Revenues from the larger Medical Devices segment rose 3% (up 6% in constant currency) to $2,126 million in the quarter. The division is benefiting from new product offerings and higher volumes.
Within Medical Devices, revenues from Endomechanical Instruments escalated 8% to $622 million, led by solid gains from Tri-Staple reloads. Sales of Soft Tissue Repair products inched up 1% to $219 million, led by improved suture sales. Revenues from Energy Devices climbed 7% to $358 million, again reflecting strong double-digit vessel sealing sales.
Revenues from Oximetry and Monitoring under the above broader segment rose 5% to $241 million, owing to higher sales of sensors acquired from Oridion and capnography offerings. However, Airway & Ventilation sub-segment revenues dropped 4% to $186 million due to soft ventilator sales, partially offset by gains from airway offerings.
Vascular product sales inched up a mere 1% to $412 million, as solid growth of chronic venous insufficiency offerings and peripheral and neurovascular products was dampened by depressed compression sales.
On the other hand, revenues from the smaller Medical Supplies segment slipped 1% to $439 million in the quarter. Sluggish sales of all four product lines under the segment led to the decline.
Covidien repurchased roughly 10.2 million ordinary shares under its share buyback program in the third quarter. Shares outstanding at the end of the quarter were $463 million.
Covidien reiterated its outlook for fiscal 2014. COV expects revenues to grow 2–5% year over year at constant exchange rate (CER) for fiscal 2014. Revenues for the core Medical Devices segment is anticipated to grow in the range of 2–5%, while the same for the smaller Medical Supplies business is likely to remain flat in the fiscal year.

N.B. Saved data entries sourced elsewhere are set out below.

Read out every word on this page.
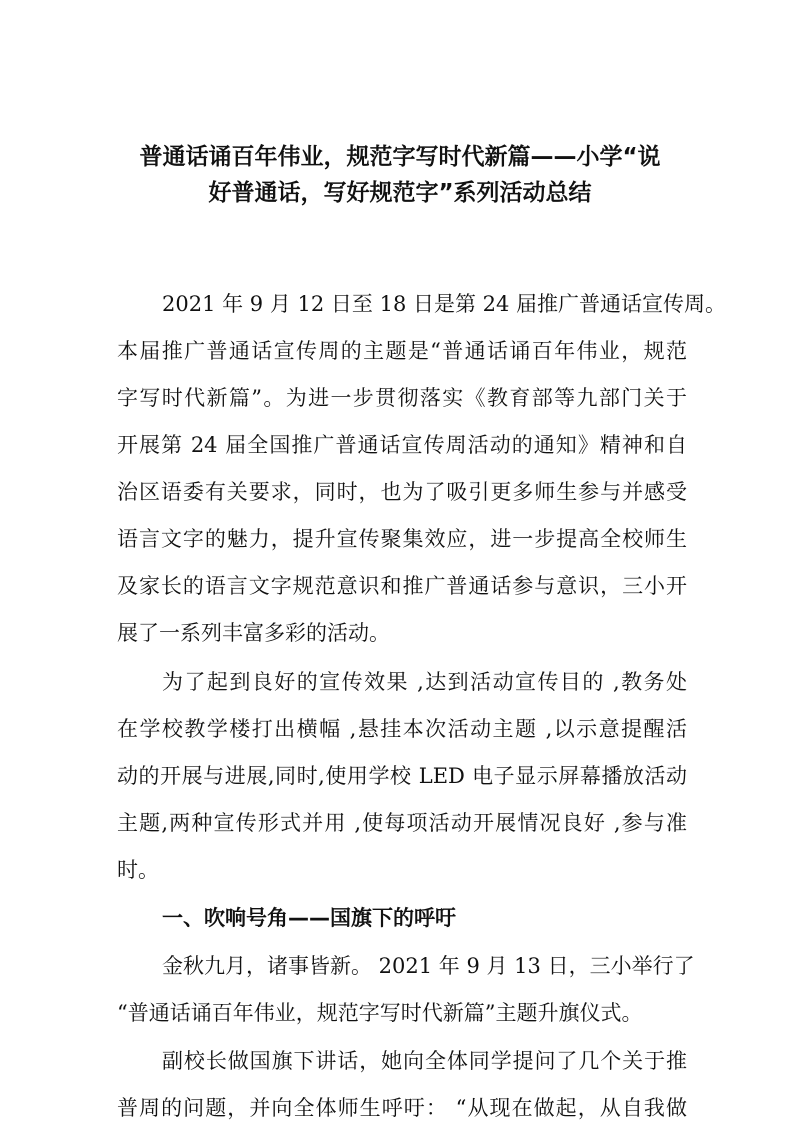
普通话诵百年伟业，规范字写时代新篇——小学“说
好普通话，写好规范字”系列活动总结
2021 年 9 月 12 日至 18 日是第 24 届推广普通话宣传周。
本届推广普通话宣传周的主题是“普通话诵百年伟业，规范
字写时代新篇”。为进一步贯彻落实《教育部等九部门关于
开展第 24 届全国推广普通话宣传周活动的通知》精神和自
治区语委有关要求，同时，也为了吸引更多师生参与并感受
语言文字的魅力，提升宣传聚集效应，进一步提高全校师生
及家长的语言文字规范意识和推广普通话参与意识，三小开
展了一系列丰富多彩的活动。
为了起到良好的宣传效果 ,达到活动宣传目的 ,教务处
在学校教学楼打出横幅 ,悬挂本次活动主题 ,以示意提醒活
动的开展与进展,同时,使用学校 LED 电子显示屏幕播放活动
主题,两种宣传形式并用 ,使每项活动开展情况良好 ,参与准
时。
一、吹响号角——国旗下的呼吁
金秋九月，诸事皆新。 2021 年 9 月 13 日，三小举行了
“普通话诵百年伟业，规范字写时代新篇”主题升旗仪式。
副校长做国旗下讲话，她向全体同学提问了几个关于推
普周的问题，并向全体师生呼吁： “从现在做起，从自我做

Moving ahead, adjusted operating margin is likely to remain in the band of 21.5–22.5% and effective tax rate in the range of 16.0–17.0%. Moreover, COV is aiming a dividend payout ratio in excess of 35% over time and is targeting to achieve a ratio of at least 30% within the next 12 months.
Covidien’s modest fourth-quarter results keep us on the sidelines. Although the company is gaining significant grounds in emerging markets, tepid growth in the U.S. is a matter of concern. Moreover, the company’s bottom line is under pressure due to escalated investments in emerging markets and headwinds from foreign exchange fluctuations. In addition, Covidien faces stiff competition and remains exposed to pricing and utilization headwinds, along with acquisition risks.

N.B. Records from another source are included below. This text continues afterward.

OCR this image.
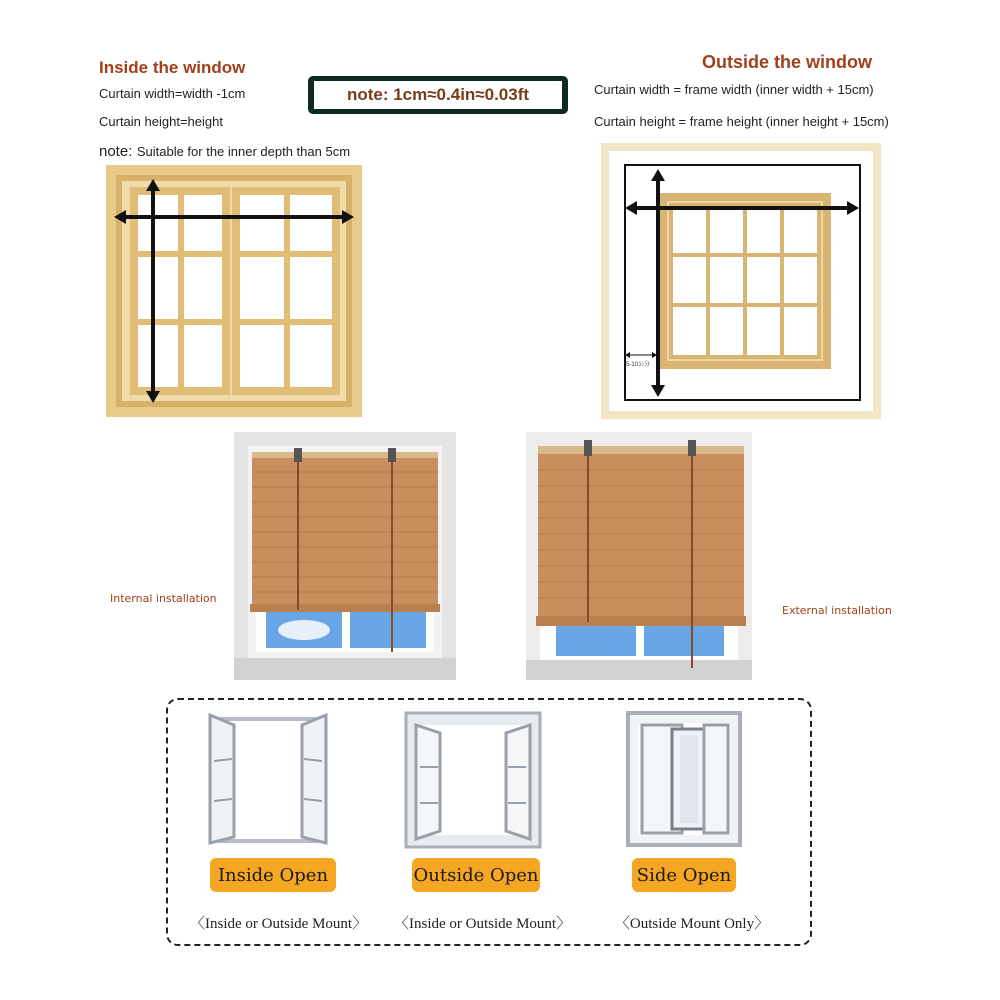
Inside the window
Curtain width=width -1cm
Curtain height=height
note: Suitable for the inner depth than 5cm
note: 1cm≈0.4in≈0.03ft
Outside the window
Curtain width = frame width (inner width + 15cm)
Curtain height = frame height (inner height + 15cm)
5-10公分
Internal installation
External installation
Inside Open
〈Inside or Outside Mount〉
Outside Open
〈Inside or Outside Mount〉
Side Open
〈Outside Mount Only〉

However, the company is adequately placed to achieve its long-term revenue and earnings growth targets based on its attractive fundamentals, strategic R&D investment, effective execution, new product cycle and expansion into the emerging markets. It is also enhancing shareholder value through dividends and share repurchases, leveraging healthy free cash flow and strong earnings power.
Covidien currently carries a Zacks Rank #3 (Hold). Other companies like Bio-Rad Laboratories, Inc. (BIO - Snapshot Report), INSYS Therapeutics Inc. (INSY - Snapshot Report) and NuVasive, Inc. (NUVA - Analyst Report) are expected to do well in the medical products industry. All these stocks carry a Zacks Rank #1 (Strong Buy).